Hay películas que sorprenden por su forma, por estar contadas de maneras sorprendentes, impactantes, de estilo innovador y avergonzante, pero muy pocas complementan todo lo anterior con un fondo, una realidad argumental y reflexiva tan asombrosamente pensada y planteada. La película apabulla porque entre otras cosas sugiere un punto de partida social, una crítica al escaso valor de la cultura y la lealtad para sobrevolar ese pesimismo que tantísimo nos puede recordar a los crudos planteamientos del estupendo cine griego de los últimos años (el aroma de Canino, de Miss Violence se mezcla con el tufo a hamburguesa barata que se come en esa casa abocada al deshaucio) y se centra, sin posarse demasiado, en la enfermedad mental-sentimental, en el caos emocional del abandono, en el cine noir cargado de crítica y sorna y vuelve a levantar el vuelo para rocambolescamente, es cierto, centrarse en la magia, blanca o negra, real o tramposilla que al final es lo que define la obra en su totalidad.
Ni debo ni quiero dar más datos de su argumento, porque acudir a presenciar un milagro como este con la mente virgen y libre de prejuicios y valores ajenos es todo un regalo que el cabroncete del Vermut, mago prestidigitador y vudú, nos hace antes de navidades.
Almodóvar la reivindica como la gran maravilla fílmica del siglo.
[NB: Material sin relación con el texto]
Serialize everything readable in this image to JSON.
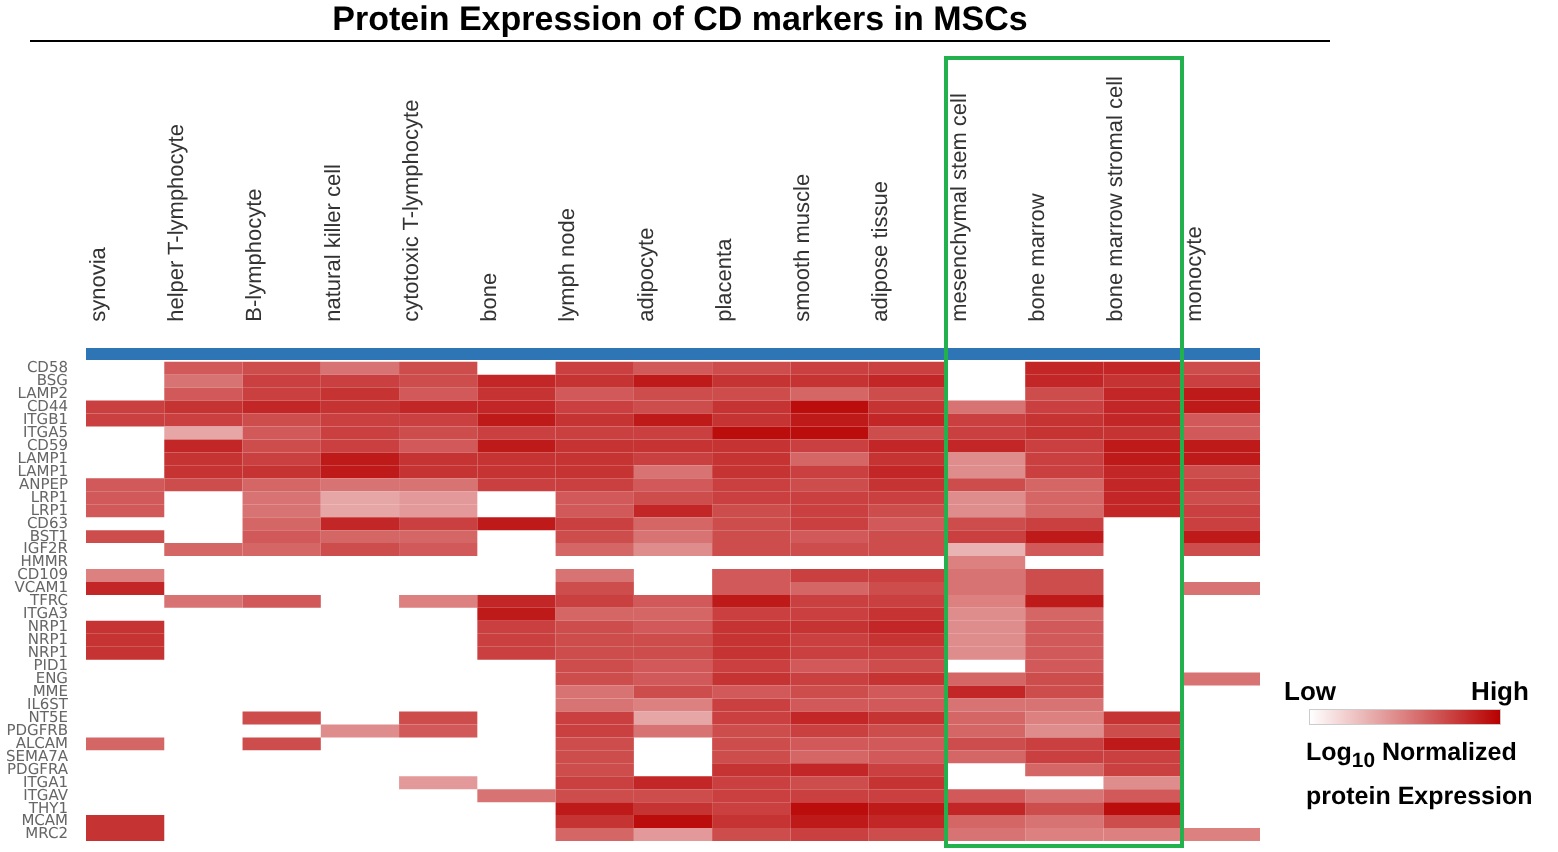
{
  "chart_data": {
    "type": "heatmap",
    "title": "Protein Expression of CD markers in MSCs",
    "categories": [
      "synovia",
      "helper T-lymphocyte",
      "B-lymphocyte",
      "natural killer cell",
      "cytotoxic T-lymphocyte",
      "bone",
      "lymph node",
      "adipocyte",
      "placenta",
      "smooth muscle",
      "adipose tissue",
      "mesenchymal stem cell",
      "bone marrow",
      "bone marrow stromal cell",
      "monocyte"
    ],
    "y_categories": [
      "CD58",
      "BSG",
      "LAMP2",
      "CD44",
      "ITGB1",
      "ITGA5",
      "CD59",
      "LAMP1",
      "LAMP1",
      "ANPEP",
      "LRP1",
      "LRP1",
      "CD63",
      "BST1",
      "IGF2R",
      "HMMR",
      "CD109",
      "VCAM1",
      "TFRC",
      "ITGA3",
      "NRP1",
      "NRP1",
      "NRP1",
      "PID1",
      "ENG",
      "MME",
      "IL6ST",
      "NT5E",
      "PDGFRB",
      "ALCAM",
      "SEMA7A",
      "PDGFRA",
      "ITGA1",
      "ITGAV",
      "THY1",
      "MCAM",
      "MRC2"
    ],
    "cells": [
      [
        null,
        0.65,
        0.7,
        0.55,
        0.7,
        null,
        0.75,
        0.65,
        0.7,
        0.75,
        0.75,
        null,
        0.85,
        0.85,
        0.7
      ],
      [
        null,
        0.55,
        0.75,
        0.75,
        0.7,
        0.85,
        0.8,
        0.9,
        0.8,
        0.8,
        0.85,
        null,
        0.85,
        0.8,
        0.75
      ],
      [
        null,
        0.65,
        0.75,
        0.8,
        0.65,
        0.8,
        0.65,
        0.7,
        0.7,
        0.6,
        0.7,
        null,
        0.7,
        0.85,
        0.9
      ],
      [
        0.75,
        0.8,
        0.85,
        0.8,
        0.85,
        0.85,
        0.75,
        0.7,
        0.8,
        0.95,
        0.8,
        0.55,
        0.75,
        0.85,
        0.9
      ],
      [
        0.75,
        0.75,
        0.7,
        0.75,
        0.75,
        0.9,
        0.8,
        0.9,
        0.8,
        0.9,
        0.85,
        0.75,
        0.8,
        0.85,
        0.65
      ],
      [
        null,
        0.35,
        0.65,
        0.75,
        0.7,
        0.75,
        0.75,
        0.75,
        0.95,
        0.95,
        0.7,
        0.75,
        0.8,
        0.8,
        0.65
      ],
      [
        null,
        0.85,
        0.7,
        0.75,
        0.65,
        0.9,
        0.8,
        0.8,
        0.8,
        0.75,
        0.85,
        0.85,
        0.75,
        0.9,
        0.9
      ],
      [
        null,
        0.8,
        0.75,
        0.9,
        0.8,
        0.8,
        0.8,
        0.75,
        0.8,
        0.6,
        0.8,
        0.45,
        0.75,
        0.9,
        0.9
      ],
      [
        null,
        0.8,
        0.8,
        0.9,
        0.8,
        0.8,
        0.8,
        0.55,
        0.8,
        0.75,
        0.85,
        0.45,
        0.75,
        0.85,
        0.7
      ],
      [
        0.65,
        0.7,
        0.6,
        0.55,
        0.55,
        0.75,
        0.75,
        0.65,
        0.75,
        0.7,
        0.8,
        0.7,
        0.6,
        0.85,
        0.75
      ],
      [
        0.65,
        null,
        0.55,
        0.35,
        0.4,
        null,
        0.65,
        0.7,
        0.75,
        0.75,
        0.75,
        0.45,
        0.6,
        0.85,
        0.7
      ],
      [
        0.65,
        null,
        0.55,
        0.35,
        0.4,
        null,
        0.65,
        0.85,
        0.7,
        0.75,
        0.7,
        0.45,
        0.6,
        0.85,
        0.75
      ],
      [
        null,
        null,
        0.6,
        0.85,
        0.75,
        0.9,
        0.75,
        0.6,
        0.7,
        0.75,
        0.65,
        0.7,
        0.75,
        null,
        0.75
      ],
      [
        0.7,
        null,
        0.65,
        0.6,
        0.6,
        null,
        0.7,
        0.55,
        0.7,
        0.65,
        0.7,
        0.75,
        0.9,
        null,
        0.9
      ],
      [
        null,
        0.6,
        0.6,
        0.7,
        0.65,
        null,
        0.6,
        0.45,
        0.7,
        0.7,
        0.7,
        0.3,
        0.65,
        null,
        0.7
      ],
      [
        null,
        null,
        null,
        null,
        null,
        null,
        null,
        null,
        null,
        null,
        null,
        0.5,
        null,
        null,
        null
      ],
      [
        0.5,
        null,
        null,
        null,
        null,
        null,
        0.55,
        null,
        0.65,
        0.75,
        0.75,
        0.55,
        0.7,
        null,
        null
      ],
      [
        0.85,
        null,
        null,
        null,
        null,
        null,
        0.7,
        null,
        0.65,
        0.6,
        0.7,
        0.55,
        0.7,
        null,
        0.55
      ],
      [
        null,
        0.55,
        0.65,
        null,
        0.5,
        0.85,
        0.75,
        0.65,
        0.9,
        0.75,
        0.75,
        0.5,
        0.9,
        null,
        null
      ],
      [
        null,
        null,
        null,
        null,
        null,
        0.9,
        0.6,
        0.6,
        0.75,
        0.75,
        0.8,
        0.45,
        0.6,
        null,
        null
      ],
      [
        0.8,
        null,
        null,
        null,
        null,
        0.75,
        0.7,
        0.65,
        0.8,
        0.8,
        0.85,
        0.45,
        0.65,
        null,
        null
      ],
      [
        0.8,
        null,
        null,
        null,
        null,
        0.75,
        0.7,
        0.7,
        0.8,
        0.75,
        0.8,
        0.45,
        0.65,
        null,
        null
      ],
      [
        0.8,
        null,
        null,
        null,
        null,
        0.75,
        0.7,
        0.7,
        0.8,
        0.75,
        0.75,
        0.45,
        0.65,
        null,
        null
      ],
      [
        null,
        null,
        null,
        null,
        null,
        null,
        0.7,
        0.65,
        0.75,
        0.65,
        0.7,
        null,
        0.65,
        null,
        null
      ],
      [
        null,
        null,
        null,
        null,
        null,
        null,
        0.7,
        0.65,
        0.8,
        0.75,
        0.8,
        0.6,
        0.7,
        null,
        0.55
      ],
      [
        null,
        null,
        null,
        null,
        null,
        null,
        0.55,
        0.7,
        0.65,
        0.7,
        0.65,
        0.85,
        0.7,
        null,
        null
      ],
      [
        null,
        null,
        null,
        null,
        null,
        null,
        0.55,
        0.5,
        0.75,
        0.65,
        0.65,
        0.55,
        0.55,
        null,
        null
      ],
      [
        null,
        null,
        0.7,
        null,
        0.7,
        null,
        0.75,
        0.35,
        0.75,
        0.85,
        0.8,
        0.6,
        0.5,
        0.8,
        null
      ],
      [
        null,
        null,
        null,
        0.45,
        0.65,
        null,
        0.75,
        0.55,
        0.7,
        0.75,
        0.7,
        0.6,
        0.45,
        0.7,
        null
      ],
      [
        0.6,
        null,
        0.7,
        null,
        null,
        null,
        0.7,
        null,
        0.7,
        0.65,
        0.65,
        0.7,
        0.75,
        0.9,
        null
      ],
      [
        null,
        null,
        null,
        null,
        null,
        null,
        0.7,
        null,
        0.7,
        0.6,
        0.65,
        0.6,
        0.75,
        0.75,
        null
      ],
      [
        null,
        null,
        null,
        null,
        null,
        null,
        0.7,
        null,
        0.8,
        0.85,
        0.75,
        null,
        0.6,
        0.75,
        null
      ],
      [
        null,
        null,
        null,
        null,
        0.4,
        null,
        0.75,
        0.85,
        0.75,
        0.7,
        0.8,
        null,
        null,
        0.45,
        null
      ],
      [
        null,
        null,
        null,
        null,
        null,
        0.55,
        0.7,
        0.7,
        0.75,
        0.75,
        0.75,
        0.65,
        0.55,
        0.65,
        null
      ],
      [
        null,
        null,
        null,
        null,
        null,
        null,
        0.9,
        0.8,
        0.75,
        0.95,
        0.9,
        0.85,
        0.7,
        0.95,
        null
      ],
      [
        0.8,
        null,
        null,
        null,
        null,
        null,
        0.8,
        0.95,
        0.8,
        0.9,
        0.85,
        0.6,
        0.55,
        0.7,
        null
      ],
      [
        0.8,
        null,
        null,
        null,
        null,
        null,
        0.6,
        0.4,
        0.7,
        0.75,
        0.7,
        0.55,
        0.5,
        0.5,
        0.5
      ]
    ],
    "clim": [
      0,
      1
    ],
    "cticks": [
      {
        "value": 0,
        "label": "Low"
      },
      {
        "value": 1,
        "label": "High"
      }
    ],
    "clabel": "Log$_{10}$ Normalized protein Expression"
  }
}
Estoy seguro que si Lynch, Chan wook Park o Kaurismaki acaban viéndola, se pondrán de su parte. Porque la propuesta de Vermut no es sólo fresca y abrasadora a la vez, es el resultado de un maridaje asombroso y perfecto, cual obra de orfebre escrupuloso, que nos toca dentro, muy dentro, y no nos suelta hasta tiempo después de haber salido del cine.
Cómo me fastidia tener que recular y reconocer mis errores. Qué equivocado estuve. Magical Girl es sin duda alguna, la renovación de no sólo un género que amo (el thriller, que casi ni aborda), sino de toda una manera de hacer cine.